Flick buscaba un atacante capaz de moverse por toda la línea de ataque, cambiar de banda, ocupar distintos espacios y, al mismo tiempo, sostener la presión y el esfuerzo cuando el Barça no tuviera la pelota. Un futbolista que sumara tanto en campo rival como en la primera línea de presión.

En ese escenario, el perfil de Rashford encajaba solo parcialmente. Era útil, productivo, pero no ideal para el molde que el alemán tenía en mente.

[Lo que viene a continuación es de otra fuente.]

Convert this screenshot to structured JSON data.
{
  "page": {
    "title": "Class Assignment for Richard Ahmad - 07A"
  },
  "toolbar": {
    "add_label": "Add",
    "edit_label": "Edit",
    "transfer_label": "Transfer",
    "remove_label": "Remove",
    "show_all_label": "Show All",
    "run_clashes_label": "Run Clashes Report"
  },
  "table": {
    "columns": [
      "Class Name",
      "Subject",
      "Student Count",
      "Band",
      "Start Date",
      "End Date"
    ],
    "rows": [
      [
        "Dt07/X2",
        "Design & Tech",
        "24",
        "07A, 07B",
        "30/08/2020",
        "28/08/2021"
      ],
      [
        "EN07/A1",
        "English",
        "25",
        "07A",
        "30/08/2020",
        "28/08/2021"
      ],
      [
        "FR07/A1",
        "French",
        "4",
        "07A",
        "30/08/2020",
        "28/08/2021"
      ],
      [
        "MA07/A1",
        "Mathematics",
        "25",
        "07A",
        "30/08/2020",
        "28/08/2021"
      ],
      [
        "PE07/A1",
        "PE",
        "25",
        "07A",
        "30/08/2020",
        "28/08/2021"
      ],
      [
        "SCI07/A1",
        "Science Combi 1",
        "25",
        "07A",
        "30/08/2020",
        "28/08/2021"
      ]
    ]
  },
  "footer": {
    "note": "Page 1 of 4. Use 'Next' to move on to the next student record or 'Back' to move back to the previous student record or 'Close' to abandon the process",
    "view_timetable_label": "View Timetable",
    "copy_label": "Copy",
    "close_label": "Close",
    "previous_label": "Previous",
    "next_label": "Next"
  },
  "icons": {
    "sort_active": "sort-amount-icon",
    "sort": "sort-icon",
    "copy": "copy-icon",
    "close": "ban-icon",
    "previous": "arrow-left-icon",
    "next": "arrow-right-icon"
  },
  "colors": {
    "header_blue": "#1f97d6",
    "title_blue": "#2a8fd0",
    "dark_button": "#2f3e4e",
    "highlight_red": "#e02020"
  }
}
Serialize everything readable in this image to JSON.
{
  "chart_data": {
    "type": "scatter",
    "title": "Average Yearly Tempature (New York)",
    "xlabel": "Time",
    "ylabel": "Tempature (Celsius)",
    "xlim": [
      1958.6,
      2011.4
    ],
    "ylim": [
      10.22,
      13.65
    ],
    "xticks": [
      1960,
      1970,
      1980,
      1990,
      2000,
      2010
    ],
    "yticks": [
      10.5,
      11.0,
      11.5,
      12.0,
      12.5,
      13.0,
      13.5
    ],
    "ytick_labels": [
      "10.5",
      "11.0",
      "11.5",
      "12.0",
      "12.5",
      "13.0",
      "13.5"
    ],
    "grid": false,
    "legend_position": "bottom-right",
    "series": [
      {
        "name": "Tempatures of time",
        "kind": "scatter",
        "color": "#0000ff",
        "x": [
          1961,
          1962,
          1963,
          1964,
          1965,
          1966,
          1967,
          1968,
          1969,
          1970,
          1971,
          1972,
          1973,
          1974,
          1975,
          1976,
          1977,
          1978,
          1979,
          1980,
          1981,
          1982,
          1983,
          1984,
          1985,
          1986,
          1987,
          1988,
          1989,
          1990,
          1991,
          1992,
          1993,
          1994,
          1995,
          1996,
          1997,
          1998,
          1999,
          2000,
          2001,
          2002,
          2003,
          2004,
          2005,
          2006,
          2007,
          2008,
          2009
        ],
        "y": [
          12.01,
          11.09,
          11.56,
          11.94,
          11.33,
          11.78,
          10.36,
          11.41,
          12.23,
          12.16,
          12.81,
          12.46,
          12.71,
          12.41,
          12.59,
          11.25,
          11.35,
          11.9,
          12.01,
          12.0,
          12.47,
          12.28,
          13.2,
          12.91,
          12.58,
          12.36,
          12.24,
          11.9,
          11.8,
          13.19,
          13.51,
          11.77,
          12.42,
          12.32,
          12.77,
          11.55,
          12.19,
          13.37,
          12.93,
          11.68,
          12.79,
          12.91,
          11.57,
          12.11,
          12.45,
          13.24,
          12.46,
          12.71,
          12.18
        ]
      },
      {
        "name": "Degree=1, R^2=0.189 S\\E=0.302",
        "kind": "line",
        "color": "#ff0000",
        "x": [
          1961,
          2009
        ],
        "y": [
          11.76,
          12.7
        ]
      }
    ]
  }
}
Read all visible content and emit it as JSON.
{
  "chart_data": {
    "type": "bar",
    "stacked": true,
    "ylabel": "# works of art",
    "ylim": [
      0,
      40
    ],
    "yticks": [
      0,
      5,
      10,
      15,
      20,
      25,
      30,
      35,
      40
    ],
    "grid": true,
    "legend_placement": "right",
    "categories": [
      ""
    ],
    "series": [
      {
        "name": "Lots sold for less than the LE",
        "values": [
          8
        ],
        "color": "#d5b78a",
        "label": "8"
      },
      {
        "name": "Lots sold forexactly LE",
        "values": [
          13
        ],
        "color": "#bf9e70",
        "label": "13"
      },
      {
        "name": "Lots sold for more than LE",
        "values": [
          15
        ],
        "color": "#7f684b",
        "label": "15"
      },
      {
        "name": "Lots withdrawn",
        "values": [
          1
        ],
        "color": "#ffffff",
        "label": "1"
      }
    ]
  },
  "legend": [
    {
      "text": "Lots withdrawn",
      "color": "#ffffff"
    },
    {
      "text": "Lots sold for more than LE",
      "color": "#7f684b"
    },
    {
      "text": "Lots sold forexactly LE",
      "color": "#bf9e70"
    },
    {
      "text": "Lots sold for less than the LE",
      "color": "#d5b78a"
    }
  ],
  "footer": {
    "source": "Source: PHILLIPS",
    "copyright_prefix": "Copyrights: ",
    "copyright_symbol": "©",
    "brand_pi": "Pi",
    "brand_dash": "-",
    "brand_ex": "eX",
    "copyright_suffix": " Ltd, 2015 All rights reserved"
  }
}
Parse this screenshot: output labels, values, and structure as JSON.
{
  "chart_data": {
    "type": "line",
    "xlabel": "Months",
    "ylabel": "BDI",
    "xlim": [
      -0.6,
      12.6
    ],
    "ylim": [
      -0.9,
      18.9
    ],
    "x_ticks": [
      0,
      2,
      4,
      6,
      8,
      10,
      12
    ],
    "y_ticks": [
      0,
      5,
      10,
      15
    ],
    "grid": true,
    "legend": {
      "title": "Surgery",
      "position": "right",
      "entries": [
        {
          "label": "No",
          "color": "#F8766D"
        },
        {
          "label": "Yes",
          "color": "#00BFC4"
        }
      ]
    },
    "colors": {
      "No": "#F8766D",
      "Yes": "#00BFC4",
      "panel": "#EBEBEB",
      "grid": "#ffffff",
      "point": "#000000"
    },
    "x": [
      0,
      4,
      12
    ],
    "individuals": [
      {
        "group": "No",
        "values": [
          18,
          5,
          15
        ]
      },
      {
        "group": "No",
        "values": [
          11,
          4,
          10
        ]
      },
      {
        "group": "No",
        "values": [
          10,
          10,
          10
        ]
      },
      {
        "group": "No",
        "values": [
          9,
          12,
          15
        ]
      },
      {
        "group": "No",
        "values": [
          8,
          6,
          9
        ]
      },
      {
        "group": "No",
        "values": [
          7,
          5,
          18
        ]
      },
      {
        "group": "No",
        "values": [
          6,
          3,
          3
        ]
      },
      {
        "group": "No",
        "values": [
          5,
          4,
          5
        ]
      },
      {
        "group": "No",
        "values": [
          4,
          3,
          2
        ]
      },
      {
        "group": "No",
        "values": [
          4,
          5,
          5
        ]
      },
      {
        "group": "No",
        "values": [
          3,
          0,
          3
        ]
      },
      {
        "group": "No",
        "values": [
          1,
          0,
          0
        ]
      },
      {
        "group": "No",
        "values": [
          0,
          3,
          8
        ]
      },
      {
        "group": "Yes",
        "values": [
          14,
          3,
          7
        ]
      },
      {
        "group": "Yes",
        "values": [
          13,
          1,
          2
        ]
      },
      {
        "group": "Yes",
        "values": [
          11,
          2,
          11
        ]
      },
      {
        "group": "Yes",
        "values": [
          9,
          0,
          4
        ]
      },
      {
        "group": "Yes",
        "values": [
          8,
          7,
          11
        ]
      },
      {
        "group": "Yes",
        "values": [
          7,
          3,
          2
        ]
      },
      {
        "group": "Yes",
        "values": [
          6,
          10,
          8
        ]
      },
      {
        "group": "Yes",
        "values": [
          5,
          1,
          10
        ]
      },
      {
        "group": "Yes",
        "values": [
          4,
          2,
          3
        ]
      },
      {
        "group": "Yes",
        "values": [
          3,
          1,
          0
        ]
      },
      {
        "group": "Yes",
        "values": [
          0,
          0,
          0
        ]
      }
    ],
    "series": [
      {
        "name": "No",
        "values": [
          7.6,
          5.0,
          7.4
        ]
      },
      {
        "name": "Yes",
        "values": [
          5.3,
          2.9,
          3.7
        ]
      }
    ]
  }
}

Por qué Anthony Gordon encajaba mejor

El cuerpo técnico del Barcelona consideró que Anthony Gordon respondía mejor a esas exigencias. El extremo inglés puede jugar por cualquiera de las dos bandas, atacar hacia dentro o hacia fuera y, sobre todo, ofrece un volumen de trabajo alto cuando el equipo defiende.

Su capacidad para cubrir múltiples posiciones en ataque, unida a la intensidad que muestra sin balón, terminó de inclinar la balanza. No se trataba de encontrar a alguien que calcara los 29 goles generados por Rashford, sino de sumar un perfil que armonizara con la idea global de Flick.

La elección, en definitiva, no fue un “no” a Rashford. Fue un “sí” a un plan. Y ese plan, para el banquillo del Barça, se llama Anthony Gordon.